In 1888, the Utah Territorial Assembly passed the Reform School bill, at the initiative of Salt Lake City attorney James Moyle, to help juvenile delinquents by teaching new skills and improving habits. In May 1888, a committee researched schools around the United States to determine which model would be best for the Utah Territory.

The Utah Territorial Reform School opened in Ogden on October 31, 1889. Boys and girls lived in the same dormitories during the first ten years, but daily activities, were divided by gender. Discipline was an ongoing concern deemed necessary to keep children in line at the school. Punishment ranged from deprivation of meals and privileges, to solitary confinement, whipping, and the use of restraints. Youths were confined at the school by the order of juvenile court judges.

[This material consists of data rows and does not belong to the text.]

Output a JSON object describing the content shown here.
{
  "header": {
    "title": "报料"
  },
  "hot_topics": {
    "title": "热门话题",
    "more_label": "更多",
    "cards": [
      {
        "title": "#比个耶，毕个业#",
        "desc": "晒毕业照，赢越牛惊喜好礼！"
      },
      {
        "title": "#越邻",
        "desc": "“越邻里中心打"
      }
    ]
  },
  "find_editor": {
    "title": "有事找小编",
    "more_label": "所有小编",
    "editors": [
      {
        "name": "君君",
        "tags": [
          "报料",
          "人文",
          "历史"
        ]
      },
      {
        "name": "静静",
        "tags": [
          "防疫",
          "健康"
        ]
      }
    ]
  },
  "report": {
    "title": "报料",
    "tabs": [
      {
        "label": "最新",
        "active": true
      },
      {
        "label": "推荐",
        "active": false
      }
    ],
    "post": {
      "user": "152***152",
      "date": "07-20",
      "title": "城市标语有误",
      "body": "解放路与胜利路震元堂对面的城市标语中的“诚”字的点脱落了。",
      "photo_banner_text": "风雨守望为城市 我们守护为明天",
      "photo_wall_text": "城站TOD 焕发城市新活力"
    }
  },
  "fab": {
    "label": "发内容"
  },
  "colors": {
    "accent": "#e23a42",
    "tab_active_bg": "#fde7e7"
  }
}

On June 24, 1891, a fire destroyed most of the building, including the resident halls. The Ogden Military Academy offered its vacant buildings to operate in while the school was to be rebuilt. In 1896, the school permanently took over the site of the old military academy. With Utah becoming a state, the school was officially renamed the Utah State Industrial School.

===Investigations===
The school was placed under repeated scrutiny over the course of the 20th century. In 1909, it was investigated for graft. In October 1963, political pressure was brought upon the state after a rash of escapes by internees culminated in the shooting death of Detective Sergeant Marshall N. White. In 1973, the state considered closing the school because of overcrowding and a lack of adequate facilities. In 1977, it was renamed the Youth Development Center.

The Utah affiliate of the American Civil Liberties Union brought suit against the center in the 1980s, charging it with inhumane conditions of confinement. The center was finally closed in 1983 and replaced by two newer facilities in Ogden and Salt Lake City as Utah moved towards community-based treatment and rehabilitation instead of incarceration of juvenile offenders. In 1984, the site became the present-day location of Ogden–Weber Technical College.

==Notable internees==
- Jack Abbott - Author and career criminal who claimed he was scarred for life by the school guards.
- Ronnie Lee Gardner - Robber and double murderer who was later executed by firing squad.